Bei der Umsetzung des europäischen Schutzgebietsnetzes Natura 2000 gibt es nach Einschätzung des Europäischen Rechnungshofs (EuRH) etliche Schwachstellen und Probleme, u.a. in der Verwaltung der Schutzgebiete wie auch bei der Finanzierung und der Überwachung.
Die derzeitige Verwaltung bzw. Umsetzung des europaweiten Netzes sei in Teilen „mangelhaft“, so der Rechnungshof in einem Bericht. Es fehlten verlässliche Informationen über die Kosten und die Finanzierung. Außerdem seien in den Bewirtschaftungsplänen nur selten vollständige Kostenschätzungen enthalten.
Den Mitgliedstaaten wirft der Rechnungshof vor, das Natura-2000-Netz nicht zufriedenstellend zu verwalten. Zudem habe kein spezifisches System von Leistungsindikatoren bestanden, dessen Daten Aufschluss darüber geben, ob die unterstützten Maßnahmen die erwarteten Ergebnisse und Auswirkungen in Bezug auf das Natura-2000-Netz erbrächten.
Die Überwachung der Maßnahmen auf Gebietsebene sei unzulänglich gewesen, moniert der Rechnungshof. Die Unterlagen zur Gebietsbewirtschaftung hätten häufig keine Überwachungspläne enthalten, und wenn doch entsprechende Pläne vorgelegen hätten, seien diese entweder nicht ausführlich genug gewesen oder hätten keine Zeitvorgaben umfasst.
Mittelzugang für Landwirte schwierig
Aus Sicht der EU-Ausschüsse der Bauernverbände (COPA) und ländlichen Genossenschaften (COGECA) gibt es im Zusammenhang mit den Naturschutzmaßnahmen zu viel Bürokratie. Für COPA/COGECA-Generalsekretär Pekka Pesonen zeigt der EuRH-Sonderbericht außerdem, dass die betreffenden EU-Mittel für Landwirte nur schwer zugänglich sind.
Vom Natura-2000-Netz profitiere die gesamte Gesellschaft, und die wirtschaftlichen Vorteile würden auf bis zu 300 Mrd Euro aufgrund von mehr Tourismus, einer besseren Ressourceneffizienz und anderer positiver Effekte geschätzt. Dieser Nutzen fuße auf der guten Arbeit der Landwirte sowie der Grund- und Waldbesitzer, betonte Pesonen. Doch die finanziellen Verluste, die diese als Ergebnis der Maßnahmen erlitten, seien oft viel höher als die Entschädigung.

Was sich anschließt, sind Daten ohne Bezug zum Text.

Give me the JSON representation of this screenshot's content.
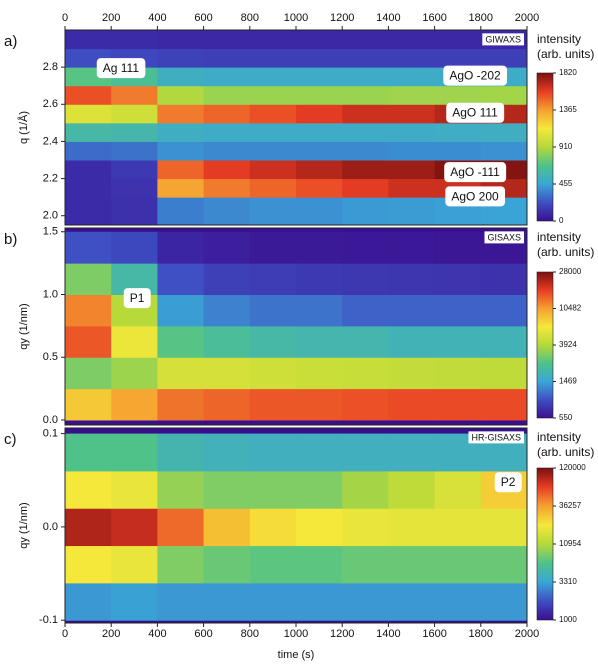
{
  "chart_data": [
    {
      "type": "contour",
      "panel_label": "a)",
      "tag": "GIWAXS",
      "ylabel": "q (1/Å)",
      "xlim": [
        0,
        2000
      ],
      "xticks": [
        0,
        200,
        400,
        600,
        800,
        1000,
        1200,
        1400,
        1600,
        1800,
        2000
      ],
      "xticks_side": "top",
      "ylim": [
        1.95,
        3.0
      ],
      "yticks": [
        {
          "value": 2.0,
          "label": "2.0"
        },
        2.2,
        2.4,
        2.6,
        2.8
      ],
      "x_bins": [
        0,
        200,
        400,
        600,
        800,
        1000,
        1200,
        1400,
        1600,
        1800,
        2000
      ],
      "y_bins": [
        1.95,
        2.1,
        2.2,
        2.3,
        2.4,
        2.5,
        2.6,
        2.7,
        2.8,
        2.9,
        3.0
      ],
      "z": [
        [
          100,
          120,
          350,
          380,
          400,
          400,
          420,
          430,
          440,
          450
        ],
        [
          100,
          130,
          1350,
          1450,
          1500,
          1550,
          1600,
          1650,
          1650,
          1700
        ],
        [
          100,
          150,
          1500,
          1600,
          1650,
          1700,
          1750,
          1750,
          1800,
          1800
        ],
        [
          300,
          320,
          400,
          380,
          380,
          380,
          380,
          390,
          390,
          400
        ],
        [
          600,
          580,
          520,
          500,
          500,
          500,
          500,
          500,
          510,
          520
        ],
        [
          1050,
          1000,
          1450,
          1500,
          1550,
          1600,
          1650,
          1650,
          1700,
          1700
        ],
        [
          1550,
          1450,
          900,
          850,
          850,
          850,
          850,
          860,
          860,
          870
        ],
        [
          700,
          650,
          520,
          500,
          500,
          500,
          500,
          500,
          500,
          500
        ],
        [
          220,
          200,
          180,
          170,
          170,
          170,
          170,
          170,
          170,
          170
        ],
        [
          100,
          100,
          90,
          90,
          90,
          90,
          90,
          90,
          90,
          90
        ]
      ],
      "colorbar": {
        "title": [
          "intensity",
          "(arb. units)"
        ],
        "lim": [
          0,
          1820
        ],
        "ticks": [
          0,
          455,
          910,
          1365,
          1820
        ],
        "log": false
      },
      "annotations": [
        {
          "text": "Ag 111",
          "x": 242,
          "y": 2.79
        },
        {
          "text": "AgO -202",
          "x": 1775,
          "y": 2.75
        },
        {
          "text": "AgO 111",
          "x": 1775,
          "y": 2.55
        },
        {
          "text": "AgO -111",
          "x": 1775,
          "y": 2.23
        },
        {
          "text": "AgO 200",
          "x": 1775,
          "y": 2.1
        }
      ]
    },
    {
      "type": "contour",
      "panel_label": "b)",
      "tag": "GISAXS",
      "ylabel": "qy (1/nm)",
      "xlim": [
        0,
        2000
      ],
      "ylim": [
        -0.04,
        1.53
      ],
      "yticks": [
        {
          "value": 0,
          "label": "0.0"
        },
        0.5,
        {
          "value": 1,
          "label": "1.0"
        },
        1.5
      ],
      "x_bins": [
        0,
        200,
        400,
        600,
        800,
        1000,
        1200,
        1400,
        1600,
        1800,
        2000
      ],
      "y_bins": [
        0,
        0.25,
        0.5,
        0.75,
        1.0,
        1.25,
        1.5
      ],
      "z": [
        [
          8000,
          10000,
          13000,
          14000,
          15000,
          15000,
          15500,
          16000,
          16000,
          16000
        ],
        [
          3000,
          3500,
          5000,
          5000,
          4800,
          4600,
          4500,
          4400,
          4300,
          4200
        ],
        [
          15000,
          6000,
          2500,
          2200,
          2000,
          1900,
          1900,
          1800,
          1800,
          1800
        ],
        [
          12000,
          4000,
          1400,
          1200,
          1100,
          1100,
          1000,
          1000,
          1000,
          1000
        ],
        [
          3000,
          2000,
          900,
          800,
          780,
          760,
          750,
          740,
          730,
          720
        ],
        [
          900,
          850,
          650,
          620,
          600,
          600,
          590,
          590,
          580,
          580
        ]
      ],
      "colorbar": {
        "title": [
          "intensity",
          "(arb. units)"
        ],
        "lim": [
          550,
          28000
        ],
        "ticks": [
          550,
          1469,
          3924,
          10482,
          28000
        ],
        "log": true
      },
      "annotations": [
        {
          "text": "P1",
          "x": 312,
          "y": 0.965
        }
      ]
    },
    {
      "type": "contour",
      "panel_label": "c)",
      "tag": "HR-GISAXS",
      "ylabel": "qy (1/nm)",
      "xlabel": "time (s)",
      "xlim": [
        0,
        2000
      ],
      "xticks": [
        0,
        200,
        400,
        600,
        800,
        1000,
        1200,
        1400,
        1600,
        1800,
        2000
      ],
      "xticks_side": "bottom",
      "ylim": [
        -0.103,
        0.106
      ],
      "yticks": [
        -0.1,
        {
          "value": 0,
          "label": "0.0"
        },
        0.1
      ],
      "x_bins": [
        0,
        200,
        400,
        600,
        800,
        1000,
        1200,
        1400,
        1600,
        1800,
        2000
      ],
      "y_bins": [
        -0.1,
        -0.06,
        -0.02,
        0.02,
        0.06,
        0.1
      ],
      "z": [
        [
          3000,
          3200,
          3000,
          3000,
          3000,
          3000,
          3000,
          3000,
          3000,
          3000
        ],
        [
          20000,
          18000,
          8000,
          7000,
          6500,
          6500,
          7000,
          7000,
          7000,
          7000
        ],
        [
          90000,
          80000,
          50000,
          28000,
          22000,
          20000,
          18000,
          17000,
          17000,
          17000
        ],
        [
          20000,
          18000,
          9000,
          8000,
          8000,
          8000,
          10000,
          12000,
          15000,
          25000
        ],
        [
          6000,
          6000,
          4500,
          4200,
          4000,
          4000,
          4000,
          4000,
          4000,
          4000
        ]
      ],
      "colorbar": {
        "title": [
          "intensity",
          "(arb. units)"
        ],
        "lim": [
          1000,
          120000
        ],
        "ticks": [
          1000,
          3310,
          10954,
          36257,
          120000
        ],
        "log": true
      },
      "annotations": [
        {
          "text": "P2",
          "x": 1918,
          "y": 0.047
        }
      ]
    }
  ],
  "colormap": [
    "#3a0f8f",
    "#3f4fc4",
    "#3aa6d6",
    "#4fc28a",
    "#b5d93a",
    "#f5e83a",
    "#f5a030",
    "#e83c24",
    "#7a1010"
  ]
}
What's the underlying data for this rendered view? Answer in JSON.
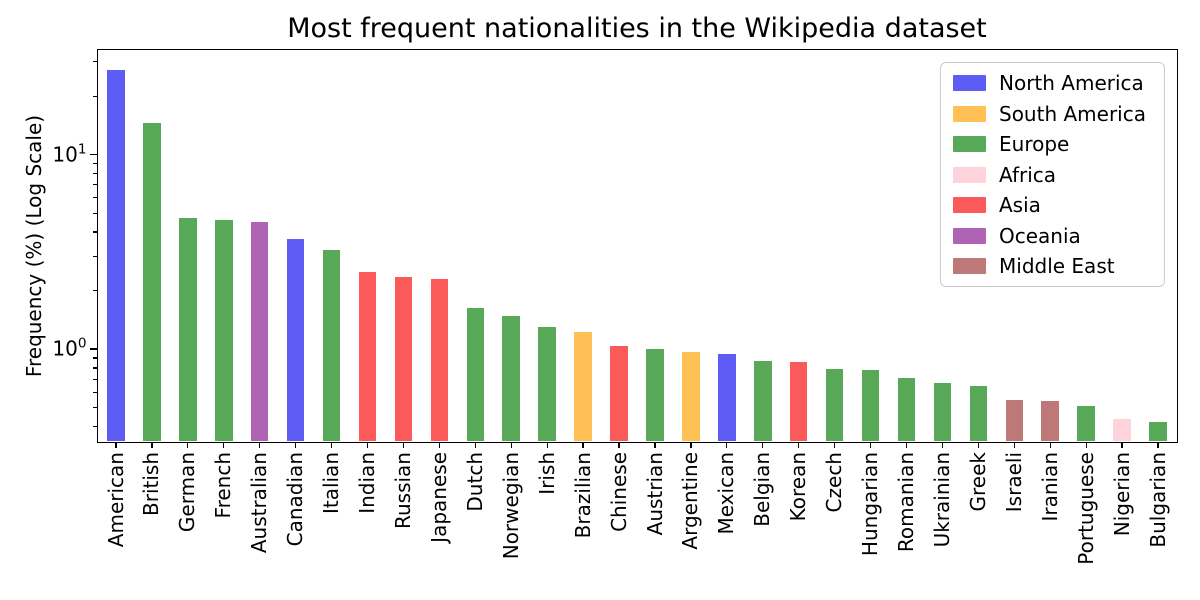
{
  "chart_data": {
    "type": "bar",
    "title": "Most frequent nationalities in the Wikipedia dataset",
    "xlabel": "",
    "ylabel": "Frequency (%) (Log Scale)",
    "yscale": "log",
    "ylim": [
      0.337,
      34.5
    ],
    "grid": false,
    "legend_position": "upper right",
    "categories": [
      "American",
      "British",
      "German",
      "French",
      "Australian",
      "Canadian",
      "Italian",
      "Indian",
      "Russian",
      "Japanese",
      "Dutch",
      "Norwegian",
      "Irish",
      "Brazilian",
      "Chinese",
      "Austrian",
      "Argentine",
      "Mexican",
      "Belgian",
      "Korean",
      "Czech",
      "Hungarian",
      "Romanian",
      "Ukrainian",
      "Greek",
      "Israeli",
      "Iranian",
      "Portuguese",
      "Nigerian",
      "Bulgarian"
    ],
    "values": [
      27.4,
      14.5,
      4.75,
      4.6,
      4.5,
      3.7,
      3.25,
      2.5,
      2.35,
      2.3,
      1.62,
      1.48,
      1.3,
      1.22,
      1.04,
      1.0,
      0.97,
      0.94,
      0.87,
      0.86,
      0.79,
      0.78,
      0.71,
      0.67,
      0.65,
      0.55,
      0.54,
      0.51,
      0.44,
      0.42
    ],
    "groups": [
      "North America",
      "Europe",
      "Europe",
      "Europe",
      "Oceania",
      "North America",
      "Europe",
      "Asia",
      "Asia",
      "Asia",
      "Europe",
      "Europe",
      "Europe",
      "South America",
      "Asia",
      "Europe",
      "South America",
      "North America",
      "Europe",
      "Asia",
      "Europe",
      "Europe",
      "Europe",
      "Europe",
      "Europe",
      "Middle East",
      "Middle East",
      "Europe",
      "Africa",
      "Europe"
    ],
    "legend": [
      {
        "label": "North America",
        "color": "#5D5DF6"
      },
      {
        "label": "South America",
        "color": "#FFC155"
      },
      {
        "label": "Europe",
        "color": "#57A857"
      },
      {
        "label": "Africa",
        "color": "#FFD3DC"
      },
      {
        "label": "Asia",
        "color": "#FA5A5A"
      },
      {
        "label": "Oceania",
        "color": "#AE63B4"
      },
      {
        "label": "Middle East",
        "color": "#BE7878"
      }
    ],
    "y_ticks_major": [
      {
        "value": 10,
        "base": "10",
        "exp": "1"
      },
      {
        "value": 1,
        "base": "10",
        "exp": "0"
      }
    ],
    "y_ticks_minor": [
      30,
      20,
      9,
      8,
      7,
      6,
      5,
      4,
      3,
      2,
      0.9,
      0.8,
      0.7,
      0.6,
      0.5,
      0.4
    ]
  }
}
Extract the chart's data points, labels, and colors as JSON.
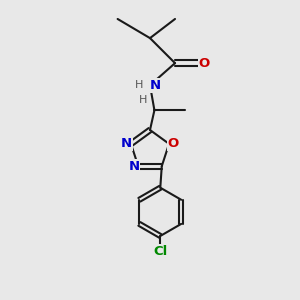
{
  "bg_color": "#e8e8e8",
  "bond_color": "#1a1a1a",
  "bond_width": 1.5,
  "atom_colors": {
    "O": "#cc0000",
    "N": "#0000cc",
    "Cl": "#008800",
    "H": "#555555",
    "C": "#1a1a1a"
  },
  "font_size_atom": 9.5,
  "font_size_small": 8.0,
  "font_size_cl": 9.5
}
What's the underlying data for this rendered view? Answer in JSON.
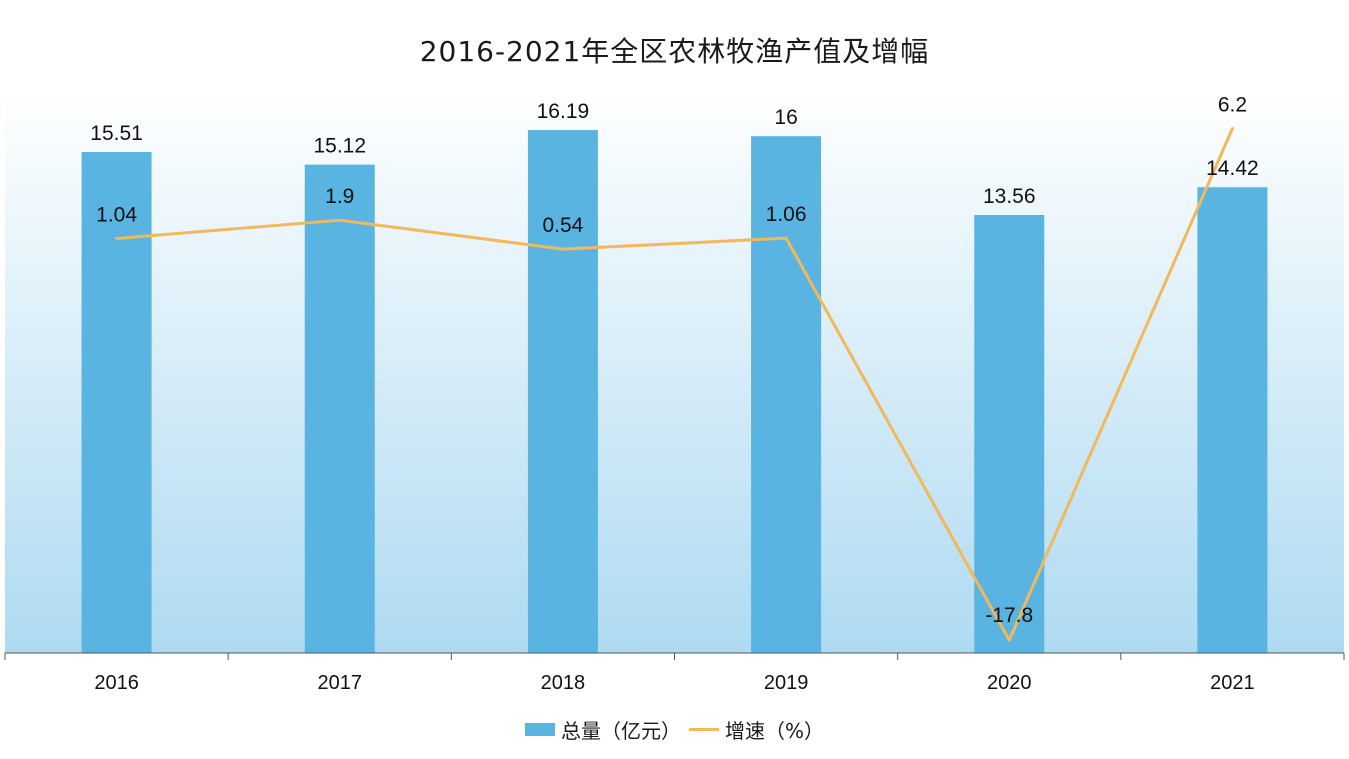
{
  "colors": {
    "bar": "#59b4e2",
    "line": "#f3b85a",
    "bg_top": "#ffffff",
    "bg_bottom": "#aedaf1",
    "axis": "#555555"
  },
  "chart_data": {
    "type": "bar",
    "title": "2016-2021年全区农林牧渔产值及增幅",
    "categories": [
      "2016",
      "2017",
      "2018",
      "2019",
      "2020",
      "2021"
    ],
    "series": [
      {
        "name": "总量（亿元）",
        "type": "bar",
        "values": [
          15.51,
          15.12,
          16.19,
          16,
          13.56,
          14.42
        ],
        "labels": [
          "15.51",
          "15.12",
          "16.19",
          "16",
          "13.56",
          "14.42"
        ]
      },
      {
        "name": "增速（%）",
        "type": "line",
        "values": [
          1.04,
          1.9,
          0.54,
          1.06,
          -17.8,
          6.2
        ],
        "labels": [
          "1.04",
          "1.9",
          "0.54",
          "1.06",
          "-17.8",
          "6.2"
        ]
      }
    ],
    "bar_axis_range": [
      0,
      17.5
    ],
    "line_axis_range": [
      -18.4,
      8.1
    ],
    "grid": false,
    "legend_position": "bottom"
  },
  "legend": {
    "bar_label": "总量（亿元）",
    "line_label": "增速（%）"
  }
}
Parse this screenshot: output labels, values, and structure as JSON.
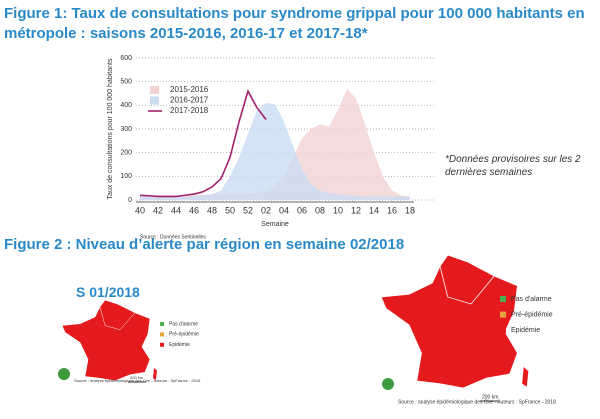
{
  "chart_data": {
    "type": "line",
    "title": "Figure 1: Taux de consultations pour syndrome grippal pour 100 000 habitants en métropole : saisons 2015-2016, 2016-17 et 2017-18*",
    "xlabel": "Semaine",
    "ylabel": "Taux de consultations pour 100 000 habitants",
    "source": "Source : Données Sentinelles",
    "annotation": "*Données provisoires sur les 2 dernières semaines",
    "categories": [
      "40",
      null,
      "42",
      null,
      "44",
      null,
      "46",
      null,
      "48",
      null,
      "50",
      null,
      "52",
      null,
      "02",
      null,
      "04",
      null,
      "06",
      null,
      "08",
      null,
      "10",
      null,
      "12",
      null,
      "14",
      null,
      "16",
      null,
      "18"
    ],
    "ylim": [
      0,
      600
    ],
    "yticks": [
      0,
      100,
      200,
      300,
      400,
      500,
      600
    ],
    "grid": true,
    "series": [
      {
        "name": "2015-2016",
        "color": "#f2d3d3",
        "fill": true,
        "values": [
          20,
          18,
          18,
          18,
          18,
          20,
          20,
          22,
          22,
          25,
          25,
          25,
          28,
          30,
          40,
          60,
          100,
          180,
          260,
          300,
          320,
          310,
          380,
          470,
          430,
          320,
          200,
          100,
          40,
          20,
          15
        ]
      },
      {
        "name": "2016-2017",
        "color": "#c9dcf2",
        "fill": true,
        "values": [
          15,
          15,
          15,
          15,
          15,
          15,
          15,
          20,
          25,
          40,
          100,
          180,
          280,
          380,
          410,
          405,
          330,
          230,
          130,
          70,
          40,
          30,
          25,
          20,
          18,
          15,
          15,
          15,
          15,
          15,
          15
        ]
      },
      {
        "name": "2017-2018",
        "color": "#a3206c",
        "fill": false,
        "values": [
          20,
          18,
          15,
          15,
          15,
          20,
          25,
          35,
          55,
          90,
          180,
          330,
          460,
          390,
          340,
          null,
          null,
          null,
          null,
          null,
          null,
          null,
          null,
          null,
          null,
          null,
          null,
          null,
          null,
          null,
          null
        ]
      }
    ]
  },
  "figure2": {
    "title": "Figure 2 : Niveau d’alerte par région en semaine 02/2018",
    "left_label": "S 01/2018",
    "legend": [
      {
        "label": "Pas d'alarme",
        "color": "#4caf50"
      },
      {
        "label": "Pré-épidémie",
        "color": "#e8a33c"
      },
      {
        "label": "Epidémie",
        "color": "#e41a1c"
      }
    ],
    "source": "Source : analyse épidémiologique des Cire - Auteurs : SpFrance - 2018",
    "scale": "200 km"
  }
}
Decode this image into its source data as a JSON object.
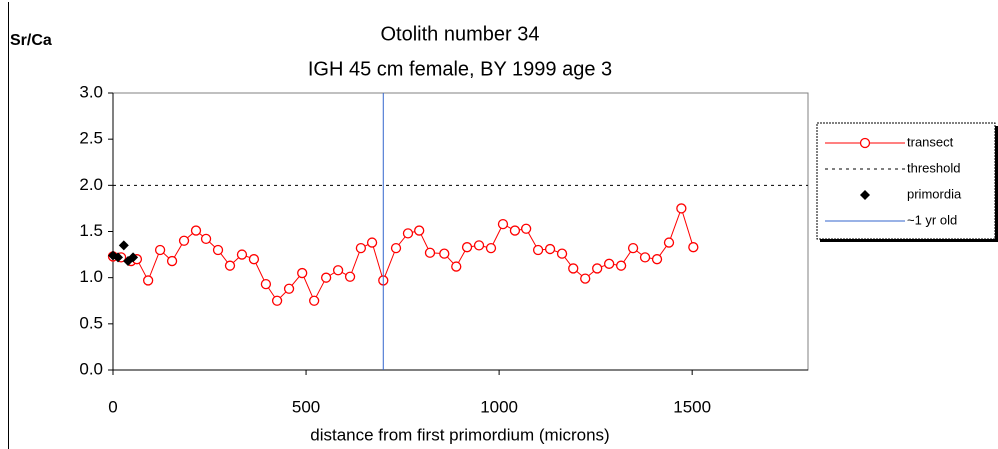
{
  "chart_data": {
    "type": "scatter",
    "title": "Otolith number 34",
    "subtitle": "IGH 45 cm female, BY 1999 age 3",
    "y_label": "Sr/Ca",
    "x_label": "distance from first primordium (microns)",
    "xlim": [
      0,
      1800
    ],
    "ylim": [
      0,
      3
    ],
    "xticks": [
      0,
      500,
      1000,
      1500
    ],
    "yticks": [
      {
        "value": 0,
        "label": "0.0"
      },
      {
        "value": 0.5,
        "label": "0.5"
      },
      {
        "value": 1,
        "label": "1.0"
      },
      {
        "value": 1.5,
        "label": "1.5"
      },
      {
        "value": 2,
        "label": "2.0"
      },
      {
        "value": 2.5,
        "label": "2.5"
      },
      {
        "value": 3,
        "label": "3.0"
      }
    ],
    "legend": "right",
    "series": [
      {
        "name": "transect",
        "color": "#ff0000",
        "marker": "circle",
        "line": "solid",
        "x": [
          0,
          21,
          47,
          62,
          91,
          122,
          153,
          184,
          215,
          241,
          272,
          303,
          334,
          365,
          396,
          425,
          456,
          490,
          521,
          552,
          583,
          614,
          642,
          671,
          700,
          733,
          764,
          793,
          821,
          858,
          889,
          917,
          948,
          979,
          1010,
          1041,
          1070,
          1101,
          1132,
          1163,
          1192,
          1223,
          1254,
          1285,
          1316,
          1347,
          1378,
          1409,
          1440,
          1472,
          1503
        ],
        "values": [
          1.23,
          1.22,
          1.18,
          1.2,
          0.97,
          1.3,
          1.18,
          1.4,
          1.51,
          1.42,
          1.3,
          1.13,
          1.25,
          1.2,
          0.93,
          0.75,
          0.88,
          1.05,
          0.75,
          1.0,
          1.08,
          1.01,
          1.32,
          1.38,
          0.97,
          1.32,
          1.48,
          1.51,
          1.27,
          1.26,
          1.12,
          1.33,
          1.35,
          1.32,
          1.58,
          1.51,
          1.53,
          1.3,
          1.31,
          1.26,
          1.1,
          0.99,
          1.1,
          1.15,
          1.13,
          1.32,
          1.22,
          1.2,
          1.38,
          1.75,
          1.33
        ]
      },
      {
        "name": "threshold",
        "color": "#000000",
        "marker": "none",
        "line": "dotted",
        "x": [
          0,
          1800
        ],
        "values": [
          2,
          2
        ]
      },
      {
        "name": "primordia",
        "color": "#000000",
        "marker": "diamond",
        "line": "none",
        "x": [
          0,
          13,
          28,
          39,
          52
        ],
        "values": [
          1.24,
          1.22,
          1.35,
          1.18,
          1.22
        ]
      },
      {
        "name": "~1 yr old",
        "color": "#3366cc",
        "marker": "none",
        "line": "solid",
        "x": [
          700,
          700
        ],
        "values": [
          0,
          3
        ]
      }
    ]
  }
}
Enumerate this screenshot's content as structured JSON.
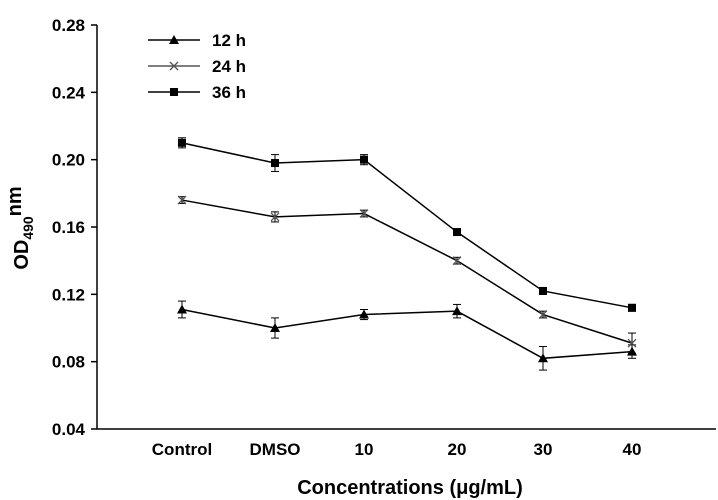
{
  "chart_data": {
    "type": "line",
    "categories": [
      "Control",
      "DMSO",
      "10",
      "20",
      "30",
      "40"
    ],
    "ylim": [
      0.04,
      0.28
    ],
    "yticks": [
      "0.04",
      "0.08",
      "0.12",
      "0.16",
      "0.20",
      "0.24",
      "0.28"
    ],
    "xlabel": "Concentrations (μg/mL)",
    "ylabel": {
      "base": "OD",
      "sub": "490",
      "sup": "nm"
    },
    "legend_position": "top-left",
    "grid": false,
    "series": [
      {
        "name": "12 h",
        "marker": "triangle",
        "values": [
          0.111,
          0.1,
          0.108,
          0.11,
          0.082,
          0.086
        ],
        "errors": [
          0.005,
          0.006,
          0.003,
          0.004,
          0.007,
          0.004
        ]
      },
      {
        "name": "24 h",
        "marker": "x",
        "values": [
          0.176,
          0.166,
          0.168,
          0.14,
          0.108,
          0.091
        ],
        "errors": [
          0.002,
          0.003,
          0.002,
          0.002,
          0.002,
          0.006
        ]
      },
      {
        "name": "36 h",
        "marker": "square",
        "values": [
          0.21,
          0.198,
          0.2,
          0.157,
          0.122,
          0.112
        ],
        "errors": [
          0.003,
          0.005,
          0.003,
          0.001,
          0.002,
          0.002
        ]
      }
    ]
  }
}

Der Generalsekretär der Organisation Europäischer Landbesitzer (ELO), Thierry de l‘Escaille, wies darauf hin, dass Land bereits viel von seinem Wert verliere, nur wenn es als Natura-2000-Gebiet eingestuft werde. Landwirte, Grundbesitzer und Waldbesitzer verfügten über ein großes Potential, um Natura 2000 funktionsfähig zu machen, aber dafür bräuchten sie die richtige Unterstützung, so de L‘Escaille.
Betroffene oft schlecht behandelt
Laut Darstellung der Generalsekretärin vom Zentralverband der Europäischen Waldbesitzer (CEPF), Emma Berglund, zeigt der Bericht des EuRH auch, dass die Naturschutzmaßnahmen längerfristig erfolgreicher wären, wenn es eine dauerhaftere Finanzierungsquelle gäbe, anstatt sich hier auf vier Jahre zu beschränken.
Landwirte, Landbesitzer und Waldbesitzer seien für die Kulturlandschaft verantwortlich und sollten für Naturschutzleistungen ausreichend belohnt werden. Die Entscheidungsträger müssten zudem Wege und einfachere Ansätze finden, um eine bessere Umsetzung der Maßnahmen für den Naturschutz zu gewährleisten, forderte Berglund.
Der Generalsekretär der Europäischen Föderation der Verbände für Jagd und Naturschutz (FACE), Ludwig Willnegger, verwies darauf, dass es im Rahmen von Natura 2000 viele Beispiele gebe, in denen Landwirte, Waldbesitzer und andere ländliche Stakeholder wie Jäger schlecht behandelt worden seien. Das Netzwerk sei häufig lokalen Gemeinschaften aufgezwungen worden. Es sei klar, so Willnegger, dass die Mitgliedstaaten mehr investieren müssten, um die Landnutzer dazu anzuregen, zur Qualität von Natura-2000-Standorten beizutragen.
Derweil bekräftigte der Naturschutzbund Deutschland (NABU) mit Hinweis auf den EuRH-Sonderbericht seine Forderung nach einer massiven Aufstockung der Mittel für den Naturschutz in der Zweiten Säule der EU-Agrarförderung.